Zum Glück konnten die letzten IT-Projekte ohne nennenswerte Probleme realisiert werden. Natürlich lernen wir aber mit jedem Projekt weiter dazu, unter anderem auch, weil wir unsere Projekte rückwirkend nochmals betrachten und beurteilen – dies allerdings eher informell.
Welchen Tipp geben Sie einem Projektmanager, der eine Stelle in der IT-Abteilung eines Museums antritt?

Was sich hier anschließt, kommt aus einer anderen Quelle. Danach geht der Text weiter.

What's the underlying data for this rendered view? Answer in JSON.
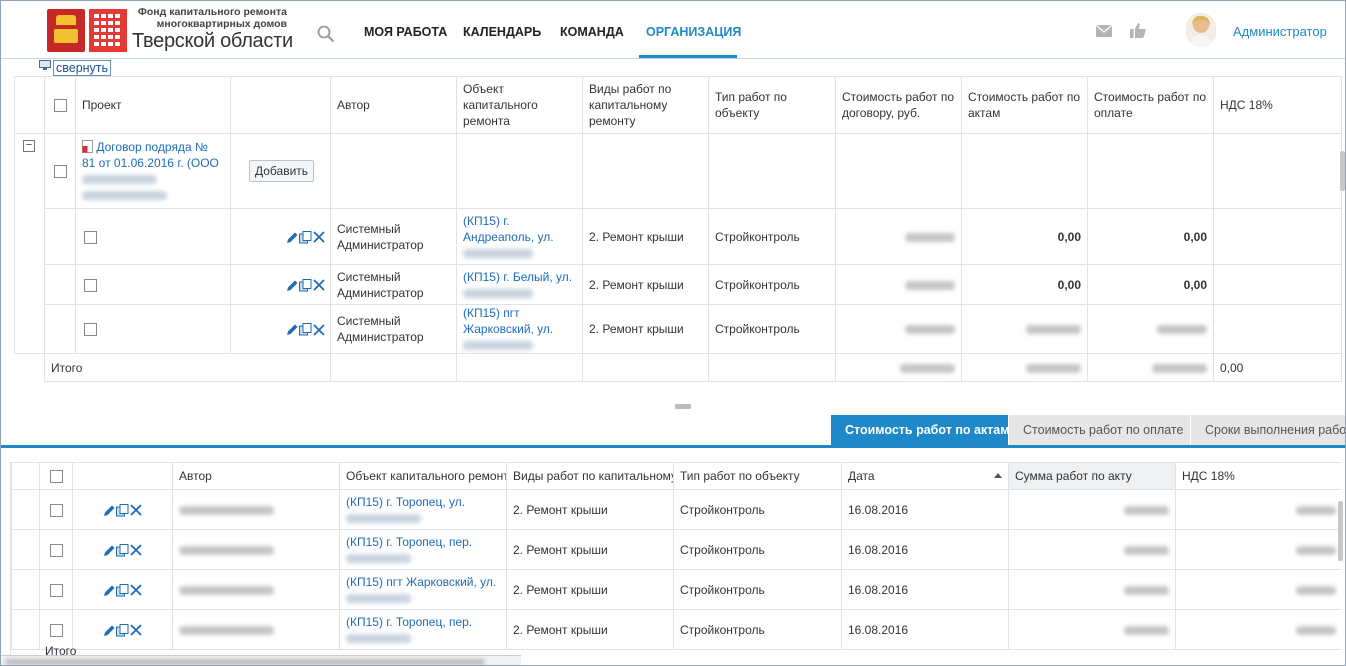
{
  "header": {
    "logo_line1": "Фонд капитального ремонта",
    "logo_line2": "многоквартирных домов",
    "logo_line3": "Тверской области",
    "nav": [
      "МОЯ РАБОТА",
      "КАЛЕНДАРЬ",
      "КОМАНДА",
      "ОРГАНИЗАЦИЯ"
    ],
    "active_nav": "ОРГАНИЗАЦИЯ",
    "user_name": "Администратор"
  },
  "collapse_label": "свернуть",
  "upper_table": {
    "columns": [
      "",
      "Проект",
      "",
      "Автор",
      "Объект капитального ремонта",
      "Виды работ по капитальному ремонту",
      "Тип работ по объекту",
      "Стоимость работ по договору, руб.",
      "Стоимость работ по актам",
      "Стоимость работ по оплате",
      "НДС 18%"
    ],
    "group": {
      "title": "Договор подряда № 81 от 01.06.2016 г. (ООО",
      "add_button": "Добавить"
    },
    "rows": [
      {
        "author": "Системный Администратор",
        "object": "(КП15) г. Андреаполь, ул.",
        "work_kind": "2. Ремонт крыши",
        "work_type": "Стройконтроль",
        "acts": "0,00",
        "payment": "0,00"
      },
      {
        "author": "Системный Администратор",
        "object": "(КП15) г. Белый, ул.",
        "work_kind": "2. Ремонт крыши",
        "work_type": "Стройконтроль",
        "acts": "0,00",
        "payment": "0,00"
      },
      {
        "author": "Системный Администратор",
        "object": "(КП15) пгт Жарковский, ул.",
        "work_kind": "2. Ремонт крыши",
        "work_type": "Стройконтроль",
        "acts": "",
        "payment": ""
      }
    ],
    "total_label": "Итого",
    "total_vat": "0,00"
  },
  "tabs": [
    "Стоимость работ по актам",
    "Стоимость работ по оплате",
    "Сроки выполнения работ"
  ],
  "lower_table": {
    "columns": [
      "",
      "",
      "Автор",
      "Объект капитального ремонта",
      "Виды работ по капитальному",
      "Тип работ по объекту",
      "Дата",
      "Сумма работ по акту",
      "НДС 18%"
    ],
    "rows": [
      {
        "object": "(КП15) г. Торопец, ул.",
        "work_kind": "2. Ремонт крыши",
        "work_type": "Стройконтроль",
        "date": "16.08.2016"
      },
      {
        "object": "(КП15) г. Торопец, пер.",
        "work_kind": "2. Ремонт крыши",
        "work_type": "Стройконтроль",
        "date": "16.08.2016"
      },
      {
        "object": "(КП15) пгт Жарковский, ул.",
        "work_kind": "2. Ремонт крыши",
        "work_type": "Стройконтроль",
        "date": "16.08.2016"
      },
      {
        "object": "(КП15) г. Торопец, пер.",
        "work_kind": "2. Ремонт крыши",
        "work_type": "Стройконтроль",
        "date": "16.08.2016"
      }
    ],
    "total_label": "Итого"
  },
  "colors": {
    "accent": "#1e88c8",
    "link": "#1e6bb8",
    "brand_red": "#c62828"
  }
}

Termine bei uns werden nie verschoben, ausser jetzt in der Pandemie. Vor einer Ausstellungseröffnung kommt es deshalb regelmässig zu hoher Arbeitslast. Fachwissen ist zum Beispiel eine unentbehrliche Grundlage. Auch die Persönlichkeit spielt eine grosse Rolle, denn das Team und seine Kreativität hat einen hohen Stellenwert. Zuletzt ist auch die Belastbarkeit sehr wichtig: Eine Ausstellungseröffnung kann höchstens durch eine Pandemie verschoben werden. Daher der Tipp für einen Projektmanager im musealen Bereich: Halte dich technisch und mental fit, sei bereit, in einem heterogenen Team zu arbeiten und schaue weit über den Tellerrand hinaus – so wirst du hier deinen Traumjob finden.